重生之叔在上,不着寸缕 下——盈澈逝雪

作者:盈澈逝雪  录入:05-18

可这王府如此之大,他身上那张线路图在刚才的挣扎中不小心落在了密室中,夜幕中所有东西都漆黑一片,他一下子就失了方向,到底该往哪里走?

惊慌和恐惧第一次这样明显的涌上心头。

他低头看着溅在身上的鲜血,心跳快的像疯了一样,这是沈殷北的血,自己划上了他的脸,如果这时候被他抓回去,只有死路一条!

深吸一口气,他稳了稳呼吸,凭着之前的记忆快速的穿梭在后院的树林里,这是最后一次机会,摆脱沈殷北纠缠的机会,他不能输!

这时,身后不远处突然传来一阵低沉而整齐的脚步声,正快速向这边涌来,听声音就知道这伙人一定功夫了得。

沈成蹊惊出一身冷汗,慌忙的向四周扫了一圈,这里四面都是低矮的树丛,没有任何假山、亭子之类的遮蔽物,这该如何是好!

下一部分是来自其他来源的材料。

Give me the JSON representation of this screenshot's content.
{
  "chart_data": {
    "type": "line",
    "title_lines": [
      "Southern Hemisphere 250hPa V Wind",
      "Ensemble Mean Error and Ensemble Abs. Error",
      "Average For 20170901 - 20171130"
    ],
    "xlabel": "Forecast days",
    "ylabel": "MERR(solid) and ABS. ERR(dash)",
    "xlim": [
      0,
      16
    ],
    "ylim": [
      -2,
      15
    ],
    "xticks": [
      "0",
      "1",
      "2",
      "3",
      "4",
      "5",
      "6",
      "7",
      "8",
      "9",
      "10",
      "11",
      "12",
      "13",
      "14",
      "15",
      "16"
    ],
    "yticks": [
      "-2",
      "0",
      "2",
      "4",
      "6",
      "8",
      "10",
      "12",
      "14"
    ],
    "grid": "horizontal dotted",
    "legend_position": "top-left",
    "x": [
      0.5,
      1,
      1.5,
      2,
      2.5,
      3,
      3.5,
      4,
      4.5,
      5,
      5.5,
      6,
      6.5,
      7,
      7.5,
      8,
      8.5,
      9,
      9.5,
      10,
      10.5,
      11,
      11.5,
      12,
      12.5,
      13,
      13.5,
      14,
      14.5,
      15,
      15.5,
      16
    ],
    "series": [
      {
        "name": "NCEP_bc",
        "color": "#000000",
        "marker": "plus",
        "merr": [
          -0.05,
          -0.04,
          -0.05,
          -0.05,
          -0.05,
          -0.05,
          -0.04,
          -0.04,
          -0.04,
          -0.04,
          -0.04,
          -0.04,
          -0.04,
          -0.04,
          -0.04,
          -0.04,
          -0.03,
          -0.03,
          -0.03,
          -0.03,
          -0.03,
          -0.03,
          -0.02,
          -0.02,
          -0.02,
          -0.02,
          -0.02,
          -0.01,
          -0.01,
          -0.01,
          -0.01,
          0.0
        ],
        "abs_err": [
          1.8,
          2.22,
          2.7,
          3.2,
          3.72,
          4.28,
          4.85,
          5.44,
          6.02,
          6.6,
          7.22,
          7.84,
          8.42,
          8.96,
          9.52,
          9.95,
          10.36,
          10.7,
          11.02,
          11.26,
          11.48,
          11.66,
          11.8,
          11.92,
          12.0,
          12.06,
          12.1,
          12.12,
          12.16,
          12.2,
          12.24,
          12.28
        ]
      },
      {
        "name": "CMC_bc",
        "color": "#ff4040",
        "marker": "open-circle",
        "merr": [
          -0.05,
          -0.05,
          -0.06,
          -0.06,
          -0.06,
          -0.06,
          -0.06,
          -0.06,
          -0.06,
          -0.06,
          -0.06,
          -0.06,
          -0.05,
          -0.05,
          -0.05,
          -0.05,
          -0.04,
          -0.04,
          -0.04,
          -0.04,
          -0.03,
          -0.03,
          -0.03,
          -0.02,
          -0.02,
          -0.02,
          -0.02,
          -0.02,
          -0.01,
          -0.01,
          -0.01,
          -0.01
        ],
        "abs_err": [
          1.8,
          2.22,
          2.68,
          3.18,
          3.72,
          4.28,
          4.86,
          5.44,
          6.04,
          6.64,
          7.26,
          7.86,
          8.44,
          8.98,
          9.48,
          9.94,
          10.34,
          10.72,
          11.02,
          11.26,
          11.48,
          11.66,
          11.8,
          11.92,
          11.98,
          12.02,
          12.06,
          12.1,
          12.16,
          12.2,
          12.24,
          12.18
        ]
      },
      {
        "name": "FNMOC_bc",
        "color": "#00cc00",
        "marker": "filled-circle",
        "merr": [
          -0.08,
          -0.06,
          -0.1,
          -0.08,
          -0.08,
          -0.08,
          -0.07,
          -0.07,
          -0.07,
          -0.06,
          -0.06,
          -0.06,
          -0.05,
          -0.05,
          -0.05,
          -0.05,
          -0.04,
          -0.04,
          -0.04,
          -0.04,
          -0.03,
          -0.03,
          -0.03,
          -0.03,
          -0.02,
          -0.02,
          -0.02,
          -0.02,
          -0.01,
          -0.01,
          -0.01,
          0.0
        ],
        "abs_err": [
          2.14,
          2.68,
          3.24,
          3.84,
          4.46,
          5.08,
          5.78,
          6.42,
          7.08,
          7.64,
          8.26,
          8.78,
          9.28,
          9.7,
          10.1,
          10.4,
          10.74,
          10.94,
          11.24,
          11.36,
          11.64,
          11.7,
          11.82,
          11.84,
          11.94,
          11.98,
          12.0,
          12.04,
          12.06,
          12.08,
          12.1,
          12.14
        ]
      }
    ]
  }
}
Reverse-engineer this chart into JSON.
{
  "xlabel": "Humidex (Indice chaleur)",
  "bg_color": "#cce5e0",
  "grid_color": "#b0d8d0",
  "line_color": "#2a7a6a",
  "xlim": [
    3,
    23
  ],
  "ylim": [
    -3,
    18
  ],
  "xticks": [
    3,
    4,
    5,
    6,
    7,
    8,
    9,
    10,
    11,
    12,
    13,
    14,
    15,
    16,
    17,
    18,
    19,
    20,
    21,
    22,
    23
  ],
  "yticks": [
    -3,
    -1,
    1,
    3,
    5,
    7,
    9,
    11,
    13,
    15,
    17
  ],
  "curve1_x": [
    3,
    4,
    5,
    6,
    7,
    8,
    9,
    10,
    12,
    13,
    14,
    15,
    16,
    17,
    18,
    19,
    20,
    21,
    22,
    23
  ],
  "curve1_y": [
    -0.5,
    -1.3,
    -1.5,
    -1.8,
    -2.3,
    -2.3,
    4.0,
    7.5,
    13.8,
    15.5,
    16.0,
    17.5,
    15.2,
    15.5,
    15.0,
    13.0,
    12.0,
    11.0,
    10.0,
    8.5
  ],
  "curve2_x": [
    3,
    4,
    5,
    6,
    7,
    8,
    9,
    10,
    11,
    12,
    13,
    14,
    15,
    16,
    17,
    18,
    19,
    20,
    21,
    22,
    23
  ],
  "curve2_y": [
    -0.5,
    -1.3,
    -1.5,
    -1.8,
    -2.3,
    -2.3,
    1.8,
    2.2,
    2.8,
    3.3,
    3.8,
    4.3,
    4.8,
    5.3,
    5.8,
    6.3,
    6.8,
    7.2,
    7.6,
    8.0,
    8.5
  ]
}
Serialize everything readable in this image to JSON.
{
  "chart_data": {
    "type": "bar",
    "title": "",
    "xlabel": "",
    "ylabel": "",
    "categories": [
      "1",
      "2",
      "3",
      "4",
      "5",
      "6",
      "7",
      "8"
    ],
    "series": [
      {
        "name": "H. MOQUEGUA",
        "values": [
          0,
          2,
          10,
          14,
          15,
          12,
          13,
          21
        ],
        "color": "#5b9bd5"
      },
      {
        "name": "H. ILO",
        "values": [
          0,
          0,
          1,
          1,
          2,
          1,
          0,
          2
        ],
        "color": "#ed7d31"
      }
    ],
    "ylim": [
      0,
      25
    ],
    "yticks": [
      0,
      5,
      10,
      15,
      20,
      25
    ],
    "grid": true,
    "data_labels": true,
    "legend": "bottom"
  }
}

他不自觉地倒退了几步,衣摆蹭过树枝发出轻微的声响,那些侍卫都是高手,此时已经发现了他的行踪。

“在那里!”一个侍卫低声呼了一声,所有侍卫猛地抽出刀子蹭蹭几下飞进树林。

沈成蹊刚才为了混进沈殷北的宅子,已经脱掉了侍卫服,此时一身浅色衣衫,在夜色中更是避无可避。

眼看着侍卫一步步向他逼近,沈成蹊咬住嘴唇,从腰间摸出了一个药瓶。

不到万不得已他本不想出次下策,但是如今不是你死就是我亡,也没什么可犹豫的!

“大殿下,您已经被我们包围了,三殿下请您回去。”

所有侍卫从天而降,将沈成蹊团团围住,锃亮的刀子在夜色中显得格外狰狞。

沈成蹊冷哼一声,此时一颗心倒是冷静了下来,他停住脚步抬头静静的盯着离他最近的一个人问道:“沈殷北的脸怎么样了?”

所有人都没想到他一张口会问出这个问题,一时间都没了话,静了一会儿其中带头的才开口道:“三殿下吉人自有天相,大殿下无需操心,您在这里拖延时间也没有用,还是乖乖束手就擒,相信您也不想把事情捅到王爷那里吧。”

“呵。”沈成蹊失笑,撕下沾着血迹的袖子扔在地上,抬头淡淡的说道:“我一个手无缚鸡之力的瘸子当然打不过你们,但是你们想带走我怕是也不容易。”

“您的意思是不想走?”侍卫眯起眼睛,一招手所有人又逼近了几步。

“回去告诉沈殷北,他脸上那伤是我送给他的回礼,我们谁也不欠谁。”

话音刚落,所有人都没看到沈成蹊做了什么,空气中却突然弥漫起一层白色的轻雾,接着一股甜腻的香味飘散开来。

“不好!这是断魂烟!大家快撤!”

可是等反应过来的时候一切已经来不及了,所有的侍卫纷纷站立不住倒在了地上,几个武功不强的甚至当即蹊跷流血而死。

沈成蹊趁乱一下子闪进树林深处,顺着小路的方向逃了出去。

刚才他在撕下袖子的瞬间早就把断魂烟洒在了上面,初春地温升高,空气却还料峭,一冷一热之下,上涌的湿气就把洒落在泥土里的断魂烟带了上来,沈成蹊也趁此逃过一劫。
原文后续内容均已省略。